Der Begriff ‘Tochtersprache’ spielt in der Sprachdiskussion des 19. Jahrhunderts eine eher untergeordnete Rolle, seine inhaltliche Bestimmung ist jedoch in Zusammenhang mit dem Orientierungswechsel innerhalb der vergleichenden Sprachbetrachtung von Interesse. Vor allem durch die Abgrenzung gegenüber dem Komplementärbegriff ‘Schwestersprache’ u.a. durch Franz Bopp gewinnt er deutlich an Präzision. Innerhalb des von den beiden Schlegel ausgehenden Sprachenklassifikationsmodells ist insbesondere die Bestimmung des Verhältnisses von ‘Tochtersprachen’ zum analytischen Sprachtyp problematisch. In einem anderen Kontext dient die Bezeichnung ‘Tochtersprache’ in direkter Abbildung politischer Auffassungen auf die Sprachbetrachtung dazu, das Französische als vom Latein abgeleitete Sprache insbesondere dem ‘ursprünglichen’ Deutschen gegenüberzustellen.

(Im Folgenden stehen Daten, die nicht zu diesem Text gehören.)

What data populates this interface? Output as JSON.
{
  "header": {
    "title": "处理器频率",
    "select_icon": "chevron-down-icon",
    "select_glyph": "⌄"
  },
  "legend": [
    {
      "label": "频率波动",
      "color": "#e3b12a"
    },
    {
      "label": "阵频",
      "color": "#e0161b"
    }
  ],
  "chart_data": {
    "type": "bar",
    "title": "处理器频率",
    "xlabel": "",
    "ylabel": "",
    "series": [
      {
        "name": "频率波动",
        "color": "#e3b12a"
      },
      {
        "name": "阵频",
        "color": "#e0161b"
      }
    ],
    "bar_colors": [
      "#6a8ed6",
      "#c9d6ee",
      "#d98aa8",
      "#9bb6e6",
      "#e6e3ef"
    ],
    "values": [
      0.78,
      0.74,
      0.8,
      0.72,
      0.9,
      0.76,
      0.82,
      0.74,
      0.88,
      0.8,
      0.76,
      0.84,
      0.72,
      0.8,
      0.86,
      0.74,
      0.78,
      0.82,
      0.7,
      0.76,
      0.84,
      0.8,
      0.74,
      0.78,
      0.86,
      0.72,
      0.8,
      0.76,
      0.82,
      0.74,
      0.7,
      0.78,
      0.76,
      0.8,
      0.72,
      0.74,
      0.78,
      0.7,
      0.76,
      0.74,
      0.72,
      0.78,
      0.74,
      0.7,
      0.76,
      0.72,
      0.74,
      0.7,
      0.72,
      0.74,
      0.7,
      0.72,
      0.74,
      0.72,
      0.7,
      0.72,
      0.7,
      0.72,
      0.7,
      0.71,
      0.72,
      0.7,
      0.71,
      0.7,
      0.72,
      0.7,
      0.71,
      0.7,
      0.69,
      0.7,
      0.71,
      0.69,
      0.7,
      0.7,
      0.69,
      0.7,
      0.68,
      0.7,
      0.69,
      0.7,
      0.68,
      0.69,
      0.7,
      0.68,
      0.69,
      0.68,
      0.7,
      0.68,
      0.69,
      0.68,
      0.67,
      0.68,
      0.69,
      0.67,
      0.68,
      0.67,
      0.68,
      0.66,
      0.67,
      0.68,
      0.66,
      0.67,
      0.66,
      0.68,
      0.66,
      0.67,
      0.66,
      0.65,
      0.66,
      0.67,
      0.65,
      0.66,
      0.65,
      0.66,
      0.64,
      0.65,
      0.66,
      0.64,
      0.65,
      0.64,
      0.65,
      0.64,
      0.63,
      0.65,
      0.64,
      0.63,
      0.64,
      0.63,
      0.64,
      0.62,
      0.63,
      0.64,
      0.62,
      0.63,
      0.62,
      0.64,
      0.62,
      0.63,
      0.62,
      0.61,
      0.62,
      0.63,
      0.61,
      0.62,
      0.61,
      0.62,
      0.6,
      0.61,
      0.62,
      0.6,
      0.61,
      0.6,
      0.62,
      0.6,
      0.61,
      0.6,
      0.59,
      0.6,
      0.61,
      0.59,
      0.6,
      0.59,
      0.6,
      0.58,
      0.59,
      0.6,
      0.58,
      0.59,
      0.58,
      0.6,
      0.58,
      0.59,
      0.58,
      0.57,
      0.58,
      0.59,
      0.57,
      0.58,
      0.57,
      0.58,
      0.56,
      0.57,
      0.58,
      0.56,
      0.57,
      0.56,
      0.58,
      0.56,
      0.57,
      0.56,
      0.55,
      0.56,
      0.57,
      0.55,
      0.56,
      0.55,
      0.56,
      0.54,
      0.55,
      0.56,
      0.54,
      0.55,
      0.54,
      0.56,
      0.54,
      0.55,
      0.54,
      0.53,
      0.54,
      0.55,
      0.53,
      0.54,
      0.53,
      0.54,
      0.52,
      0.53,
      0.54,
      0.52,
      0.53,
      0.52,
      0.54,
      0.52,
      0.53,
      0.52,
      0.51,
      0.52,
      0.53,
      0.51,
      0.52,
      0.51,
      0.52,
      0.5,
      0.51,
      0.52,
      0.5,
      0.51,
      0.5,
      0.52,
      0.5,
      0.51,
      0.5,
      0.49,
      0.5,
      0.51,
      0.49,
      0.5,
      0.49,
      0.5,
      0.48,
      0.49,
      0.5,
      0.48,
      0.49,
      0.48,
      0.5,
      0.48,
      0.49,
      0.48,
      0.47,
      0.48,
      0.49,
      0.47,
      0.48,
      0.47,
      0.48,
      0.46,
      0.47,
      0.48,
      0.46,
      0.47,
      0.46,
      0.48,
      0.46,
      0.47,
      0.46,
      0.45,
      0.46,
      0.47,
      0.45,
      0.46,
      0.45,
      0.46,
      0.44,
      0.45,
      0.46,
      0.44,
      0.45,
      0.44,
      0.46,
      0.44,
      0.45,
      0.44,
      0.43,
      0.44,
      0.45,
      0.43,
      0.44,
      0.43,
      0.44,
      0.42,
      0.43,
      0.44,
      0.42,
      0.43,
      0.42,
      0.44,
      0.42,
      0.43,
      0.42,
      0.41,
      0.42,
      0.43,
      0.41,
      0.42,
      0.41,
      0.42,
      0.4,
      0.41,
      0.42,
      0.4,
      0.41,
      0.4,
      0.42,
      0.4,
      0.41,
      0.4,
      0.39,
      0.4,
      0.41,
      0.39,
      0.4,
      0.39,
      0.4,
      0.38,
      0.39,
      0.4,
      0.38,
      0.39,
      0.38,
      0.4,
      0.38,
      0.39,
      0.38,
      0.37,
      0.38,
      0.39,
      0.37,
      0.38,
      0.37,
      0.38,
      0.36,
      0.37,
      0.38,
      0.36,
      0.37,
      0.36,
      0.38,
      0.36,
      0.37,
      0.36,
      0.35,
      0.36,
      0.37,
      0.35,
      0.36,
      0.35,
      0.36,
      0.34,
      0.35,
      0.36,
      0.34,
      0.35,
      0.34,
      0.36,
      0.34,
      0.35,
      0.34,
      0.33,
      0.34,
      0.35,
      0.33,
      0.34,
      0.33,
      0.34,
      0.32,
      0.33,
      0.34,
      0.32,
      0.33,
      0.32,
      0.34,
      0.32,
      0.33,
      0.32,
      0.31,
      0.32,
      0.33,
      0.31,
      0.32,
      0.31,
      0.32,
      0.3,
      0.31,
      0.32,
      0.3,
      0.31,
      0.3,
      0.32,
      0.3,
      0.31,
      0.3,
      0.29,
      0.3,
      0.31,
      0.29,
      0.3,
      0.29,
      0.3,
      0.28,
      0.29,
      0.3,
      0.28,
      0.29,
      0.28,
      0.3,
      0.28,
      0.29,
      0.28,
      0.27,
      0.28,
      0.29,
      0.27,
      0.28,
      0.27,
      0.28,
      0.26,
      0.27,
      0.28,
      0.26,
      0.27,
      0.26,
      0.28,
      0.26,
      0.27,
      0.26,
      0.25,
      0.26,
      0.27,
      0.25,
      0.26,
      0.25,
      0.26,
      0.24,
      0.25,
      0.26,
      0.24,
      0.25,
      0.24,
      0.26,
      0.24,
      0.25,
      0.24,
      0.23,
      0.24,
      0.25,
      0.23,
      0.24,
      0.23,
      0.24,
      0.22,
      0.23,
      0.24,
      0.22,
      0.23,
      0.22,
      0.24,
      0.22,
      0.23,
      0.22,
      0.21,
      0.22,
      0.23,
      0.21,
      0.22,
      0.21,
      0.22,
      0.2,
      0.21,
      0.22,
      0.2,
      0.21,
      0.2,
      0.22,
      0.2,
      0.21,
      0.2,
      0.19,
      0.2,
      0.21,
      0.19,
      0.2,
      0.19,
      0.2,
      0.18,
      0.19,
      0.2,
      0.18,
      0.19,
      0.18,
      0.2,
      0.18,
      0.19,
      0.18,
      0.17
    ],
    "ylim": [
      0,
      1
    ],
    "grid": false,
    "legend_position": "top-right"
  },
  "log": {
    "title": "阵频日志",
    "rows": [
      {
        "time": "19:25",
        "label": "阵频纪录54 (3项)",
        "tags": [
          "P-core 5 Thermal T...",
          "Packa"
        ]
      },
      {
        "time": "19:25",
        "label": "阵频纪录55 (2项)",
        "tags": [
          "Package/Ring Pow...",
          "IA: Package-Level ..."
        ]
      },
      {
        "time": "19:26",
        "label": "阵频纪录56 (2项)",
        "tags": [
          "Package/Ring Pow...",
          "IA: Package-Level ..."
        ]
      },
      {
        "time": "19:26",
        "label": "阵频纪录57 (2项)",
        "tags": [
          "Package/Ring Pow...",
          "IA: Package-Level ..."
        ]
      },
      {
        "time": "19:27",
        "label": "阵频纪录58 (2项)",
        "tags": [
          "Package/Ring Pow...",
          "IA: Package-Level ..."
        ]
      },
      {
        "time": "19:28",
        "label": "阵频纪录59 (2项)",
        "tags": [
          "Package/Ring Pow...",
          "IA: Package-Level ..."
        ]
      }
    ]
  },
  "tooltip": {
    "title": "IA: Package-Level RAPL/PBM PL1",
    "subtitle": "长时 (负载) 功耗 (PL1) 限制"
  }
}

Die inhaltliche Reduzierung auf den oftmals ideologisch geladenen Begriff des Verfalls, die nach 1850 insbesondere durch Heymann Steinthal erfolgt, führt in der zweiten Hälfte des 19. Jahrhunderts zu einer kritischen Bewertung des Tochtersprachenbegriffs, der in einem auf nachweisbare ‘Fakten’ orientierten sprachwissenschaftlichen Konzept an Bedeutung verliert. Einen wesentlichen Einfluß auf diese Diskussion haben die Vertreter der in Deutschland noch jungen Neuphilologien.